Mau squatted, dipping the brush into a mix of crushed berries and earth, her fingers moving almost unconsciously. The strokes were delicate, uneven, chaotic—and yet precise.

"You know," Tay Eming teased, "for someone who 'doesn't remember anything,' you have an uncanny sense of design."

Mau glanced at him, one eyebrow raised. "I just… follow what looks right. Nothing fancy."

"Nothing fancy?" He leaned closer. "Those lines are nearly symmetrical. Balanced. And chaotic. Simultaneously. You call that nothing?"

She shrugged, trying to suppress a smile. "I like messy things."

"Messy is easy," he said. "Elegant is hard. And you, little bird, have a touch for elegance."

Mau paused, brushing a stroke across the mud. Something flickered in her mind—a flash of hands guiding, patterns laid on fine silk, a whisper of instruction she did not know she had ever heard.

"Do you see it too?" she asked softly.

Tay Eming studied her. "See what?"

"That it… almost feels familiar. Like I've done this before."

He nodded, quietly, almost imperceptibly. "Memory is tricky. Sometimes it hides in muscle and instinct before it whispers to the mind."

Mau frowned, tugging a strand of her hair behind her ear. The red mark beneath it tingled faintly. Something beneath her skin hummed with recognition—but of what? She didn't yet know.

Outside, the wind rustled. Leaves fell. The forest watched.

And Mau kept painting.

By mid-morning, Tay Eming had added another task—music.

"Your hands are ready," he said. "Now, listen."

He handed her a wooden flute, smooth and small, carved from a branch of bamboo harvested from the clearing.

"I don't know how to—" she began.

"You do," he interrupted. "Close your eyes."

Mau obeyed.

Her fingers hovered, uncertain. Then, tentatively, she blew. A note emerged. Small. Faint. Pure.

She frowned. It wasn't perfect.

"Again," Tay Eming said.

And again.

And again.

But something extraordinary happened: each time she repeated the note, her body remembered how it had felt. The rhythm, the breath, the subtle pressure—all of it came without conscious thought.

By the third repetition, the sound was no longer tentative. It was intentional. Musical. Beautiful.

Tay Eming stepped back, silent. A rare moment of awe crossed his face.
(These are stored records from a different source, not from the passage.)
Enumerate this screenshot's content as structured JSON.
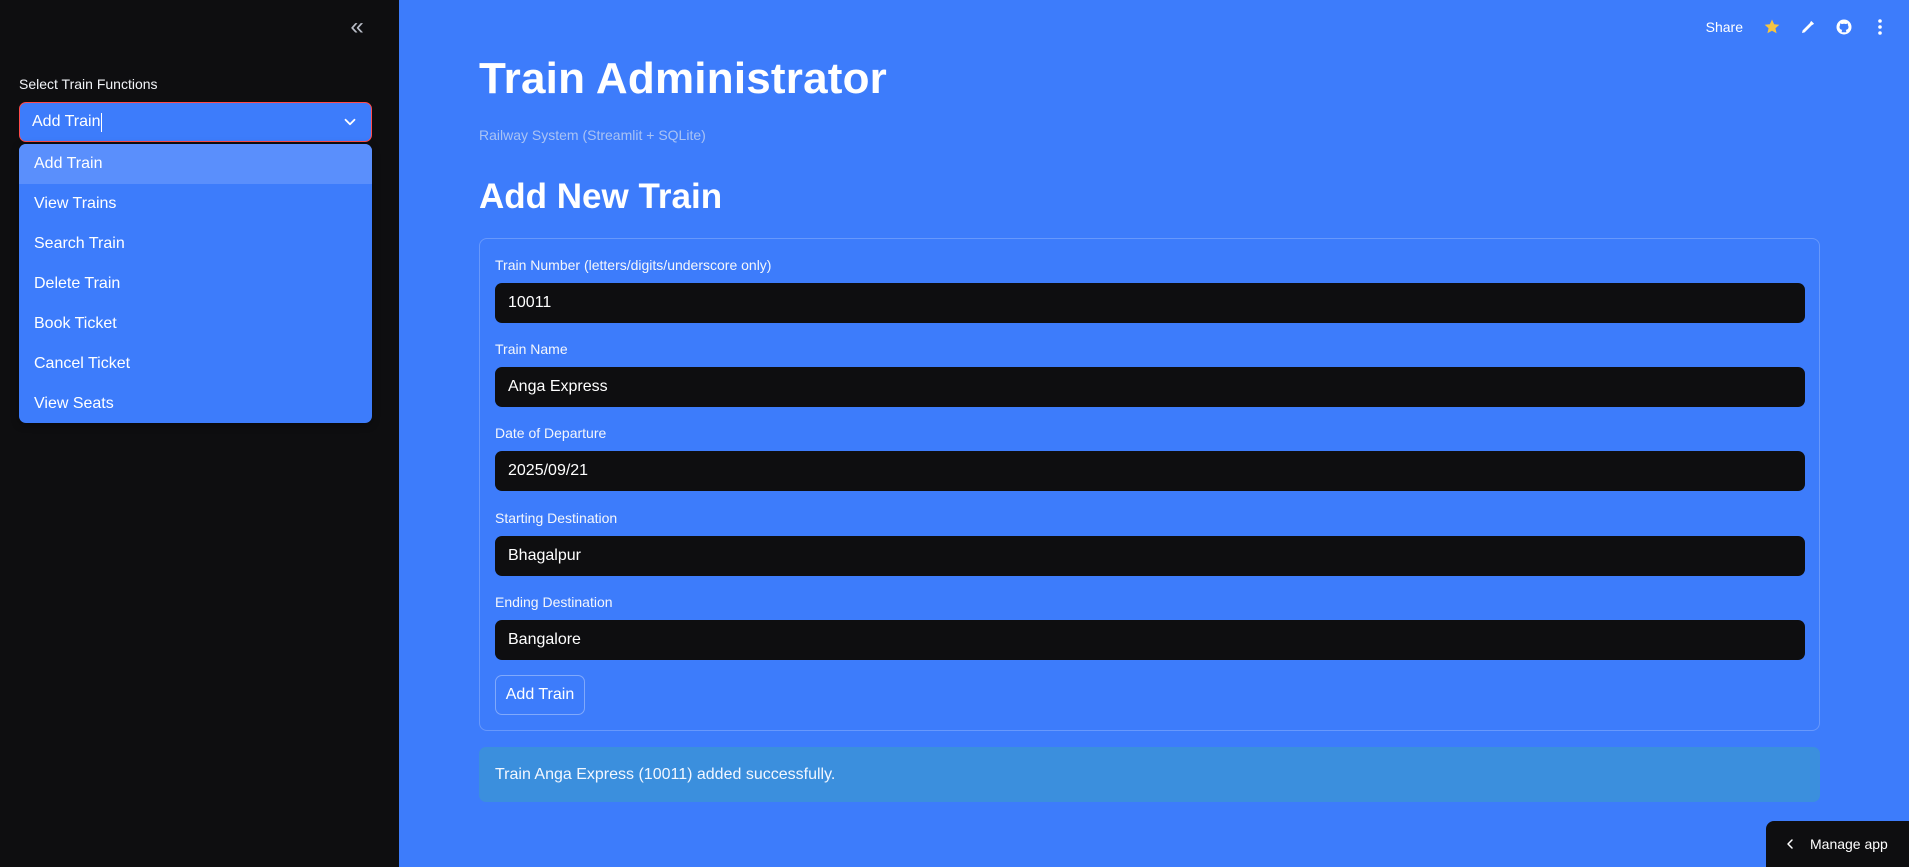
{
  "sidebar": {
    "collapse_glyph": "«",
    "select_label": "Select Train Functions",
    "select_value": "Add Train",
    "options": [
      {
        "label": "Add Train"
      },
      {
        "label": "View Trains"
      },
      {
        "label": "Search Train"
      },
      {
        "label": "Delete Train"
      },
      {
        "label": "Book Ticket"
      },
      {
        "label": "Cancel Ticket"
      },
      {
        "label": "View Seats"
      }
    ]
  },
  "header": {
    "title": "Train Administrator",
    "subtitle": "Railway System (Streamlit + SQLite)"
  },
  "toolbar": {
    "share_label": "Share",
    "icons": [
      "star-icon",
      "pencil-icon",
      "github-icon",
      "more-vertical-icon"
    ]
  },
  "form": {
    "title": "Add New Train",
    "fields": [
      {
        "label": "Train Number (letters/digits/underscore only)",
        "value": "10011"
      },
      {
        "label": "Train Name",
        "value": "Anga Express"
      },
      {
        "label": "Date of Departure",
        "value": "2025/09/21"
      },
      {
        "label": "Starting Destination",
        "value": "Bhagalpur"
      },
      {
        "label": "Ending Destination",
        "value": "Bangalore"
      }
    ],
    "submit_label": "Add Train"
  },
  "status": {
    "message": "Train Anga Express (10011) added successfully."
  },
  "footer": {
    "manage_label": "Manage app"
  },
  "colors": {
    "background": "#3d7cfb",
    "sidebar": "#0e0e10",
    "focus_border": "#ff4b4b",
    "star": "#f5c542",
    "success_bg": "#3b8fdd"
  }
}
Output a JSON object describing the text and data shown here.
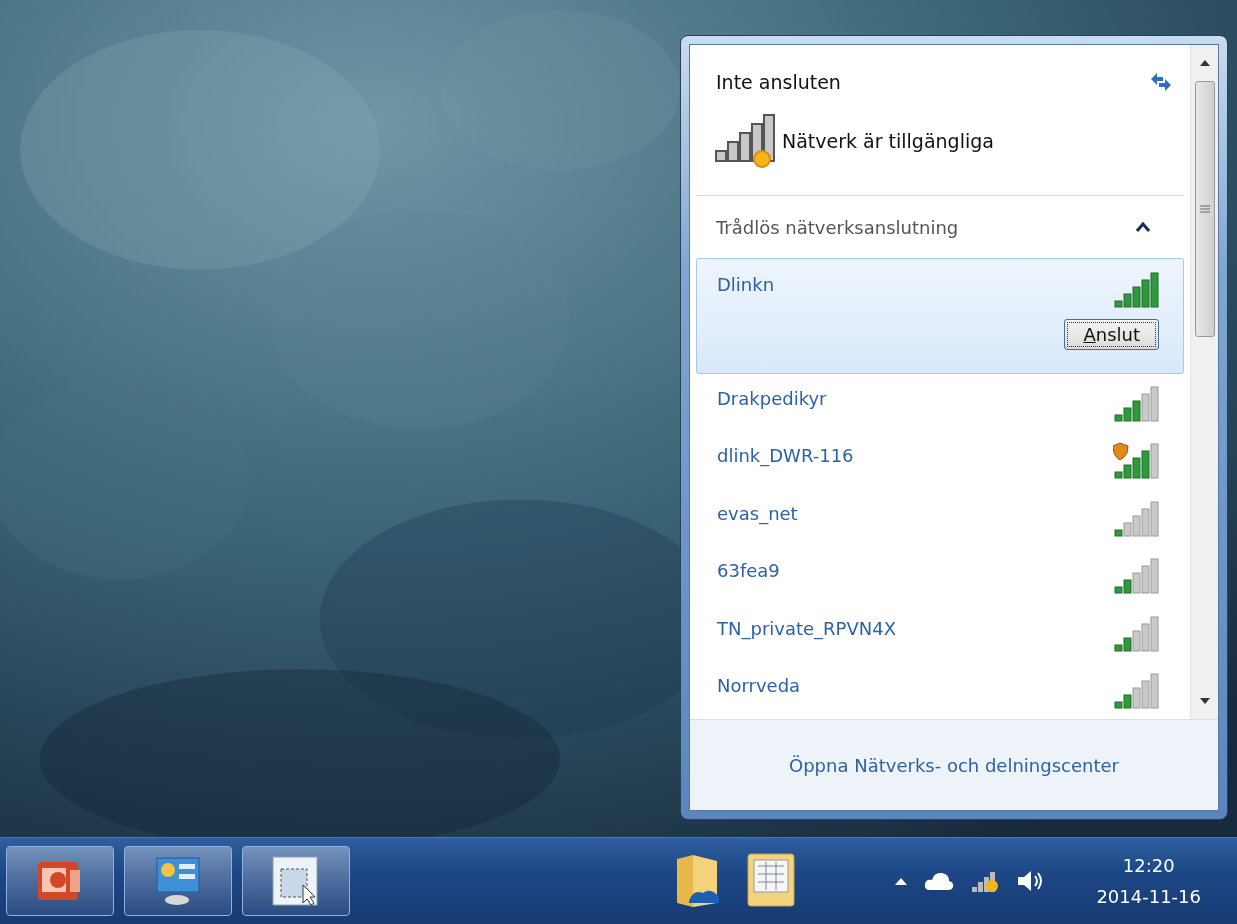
{
  "status": {
    "title": "Inte ansluten",
    "message": "Nätverk är tillgängliga"
  },
  "section": {
    "title": "Trådlös nätverksanslutning",
    "expanded": true
  },
  "networks": [
    {
      "name": "Dlinkn",
      "kind": "excellent",
      "selected": true,
      "warning": false
    },
    {
      "name": "Drakpedikyr",
      "kind": "good",
      "selected": false,
      "warning": false
    },
    {
      "name": "dlink_DWR-116",
      "kind": "very-good",
      "selected": false,
      "warning": true
    },
    {
      "name": "evas_net",
      "kind": "poor",
      "selected": false,
      "warning": false
    },
    {
      "name": "63fea9",
      "kind": "fair",
      "selected": false,
      "warning": false
    },
    {
      "name": "TN_private_RPVN4X",
      "kind": "fair",
      "selected": false,
      "warning": false
    },
    {
      "name": "Norrveda",
      "kind": "fair",
      "selected": false,
      "warning": false
    }
  ],
  "connect_button": {
    "label": "Anslut"
  },
  "footer_link": "Öppna Nätverks- och delningscenter",
  "clock": {
    "time": "12:20",
    "date": "2014-11-16"
  }
}
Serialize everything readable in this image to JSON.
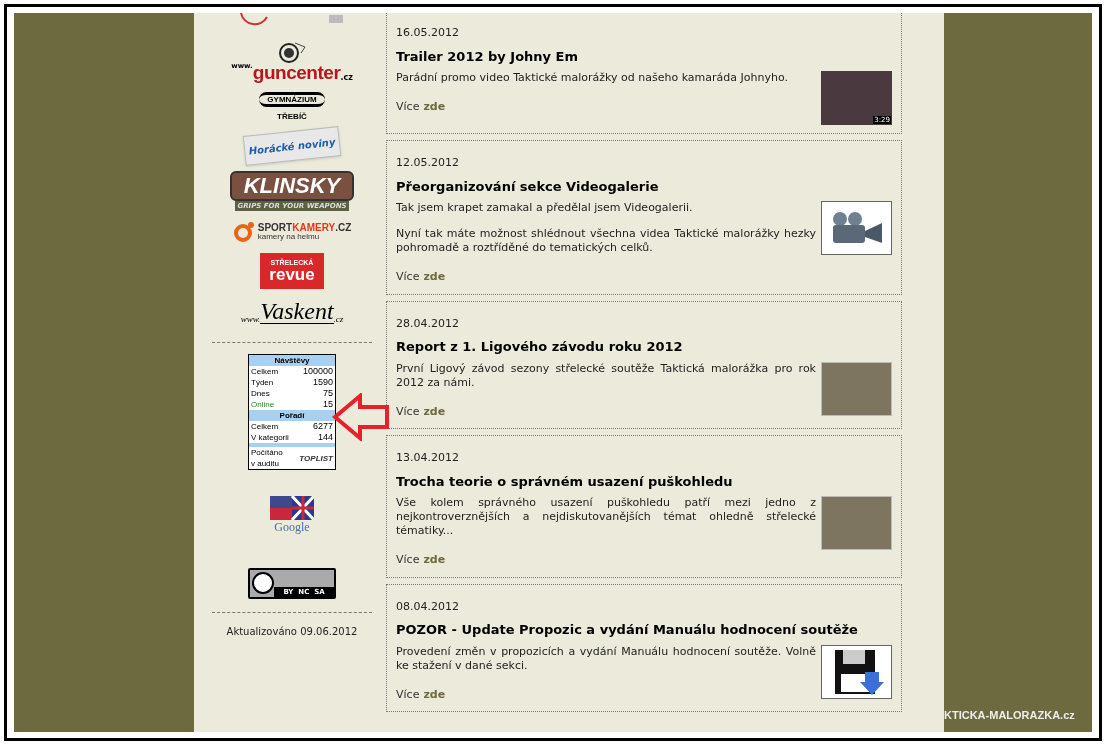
{
  "sponsors": [
    {
      "kind": "emblem"
    },
    {
      "kind": "guncenter",
      "texts": [
        "www.",
        "guncenter",
        ".cz"
      ]
    },
    {
      "kind": "gymnazium",
      "texts": [
        "GYMNÁZIUM",
        "TŘEBÍČ"
      ]
    },
    {
      "kind": "newspaper",
      "texts": [
        "Horácké noviny"
      ]
    },
    {
      "kind": "klinsky",
      "texts": [
        "KLINSKY",
        "GRIPS FOR YOUR WEAPONS"
      ]
    },
    {
      "kind": "sportkamery",
      "texts": [
        "SPORT",
        "KAMERY",
        ".CZ",
        "kamery na helmu"
      ]
    },
    {
      "kind": "revue",
      "texts": [
        "STŘELECKÁ",
        "revue"
      ]
    },
    {
      "kind": "vaskent",
      "texts": [
        "www.",
        "Vaskent",
        ".cz"
      ]
    }
  ],
  "counter": {
    "sections": [
      {
        "title": "Návštěvy",
        "rows": [
          {
            "label": "Celkem",
            "value": "100000",
            "online": false
          },
          {
            "label": "Týden",
            "value": "1590",
            "online": false
          },
          {
            "label": "Dnes",
            "value": "75",
            "online": false
          },
          {
            "label": "Online",
            "value": "15",
            "online": true
          }
        ]
      },
      {
        "title": "Pořadí",
        "rows": [
          {
            "label": "Celkem",
            "value": "6277",
            "online": false
          },
          {
            "label": "V kategorii",
            "value": "144",
            "online": false
          }
        ]
      }
    ],
    "audit": [
      "Počítáno",
      "v auditu"
    ],
    "logo": "TOPLIST"
  },
  "translate": {
    "label": "Google"
  },
  "license": {
    "label": "BY  NC  SA"
  },
  "updated": "Aktualizováno 09.06.2012",
  "posts": [
    {
      "date": "16.05.2012",
      "title": "Trailer 2012 by Johny Em",
      "paragraphs": [
        "Parádní promo video Taktické malorážky od našeho kamaráda Johnyho."
      ],
      "more": "Více",
      "link": "zde",
      "thumb": {
        "kind": "video",
        "badge": "3:29"
      }
    },
    {
      "date": "12.05.2012",
      "title": "Přeorganizování sekce Videogalerie",
      "paragraphs": [
        "Tak jsem krapet zamakal a předělal jsem Videogalerii.",
        "Nyní tak máte možnost shlédnout všechna videa Taktické malorážky hezky pohromadě a roztříděné do tematických celků."
      ],
      "more": "Více",
      "link": "zde",
      "thumb": {
        "kind": "camera"
      }
    },
    {
      "date": "28.04.2012",
      "title": "Report z 1. Ligového závodu roku 2012",
      "paragraphs": [
        "První Ligový závod sezony střelecké soutěže Taktická malorážka pro rok 2012 za námi."
      ],
      "more": "Více",
      "link": "zde",
      "thumb": {
        "kind": "photo"
      }
    },
    {
      "date": "13.04.2012",
      "title": "Trocha teorie o správném usazení puškohledu",
      "paragraphs": [
        "Vše kolem správného usazení puškohledu patří mezi jedno z nejkontroverznějších a nejdiskutovanějších témat ohledně střelecké tématiky..."
      ],
      "more": "Více",
      "link": "zde",
      "thumb": {
        "kind": "photo"
      }
    },
    {
      "date": "08.04.2012",
      "title": "POZOR - Update Propozic a vydání Manuálu hodnocení soutěže",
      "paragraphs": [
        "Provedení změn v propozicích a vydání Manuálu hodnocení soutěže. Volně ke stažení v dané sekci."
      ],
      "more": "Více",
      "link": "zde",
      "thumb": {
        "kind": "download"
      }
    }
  ],
  "site_banner": "KTICKA-MALORAZKA.cz"
}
"You've done this before," he said simply.

"I…" Mau whispered, her hands trembling slightly. "I don't remember."

"Memory doesn't always come back," he replied, voice calm. "Sometimes it emerges through what the body knows. The mind follows later."

And Mau realized: she could create without thinking. Move without thinking. Survive without thinking. Somehow, somewhere, her past life was woven into her sinew and blood.

That evening, she sketched.

Not on paper. Not on silk. On scraps of bark, on leaves, even in the sand outside the hut. Designs, shapes, structures—concepts that felt foreign and familiar all at once.

She paused, brushing her fingers over a half-formed design. Something clicked—an edge, a curve, a sense of proportion she didn't know she had learned.

Tay Eming crouched beside her. "That… looks like something a city girl would do."

Mau's lips twitched. "I… don't know what that means."

He smiled faintly. "It means you're not just a forest girl, Mau. You're something else. Something… between worlds."

Her fingers lingered on the pattern. For the first time, she allowed herself a small, tentative thought: maybe she belonged somewhere else too. Somewhere she couldn't remember—but instinctively, she knew.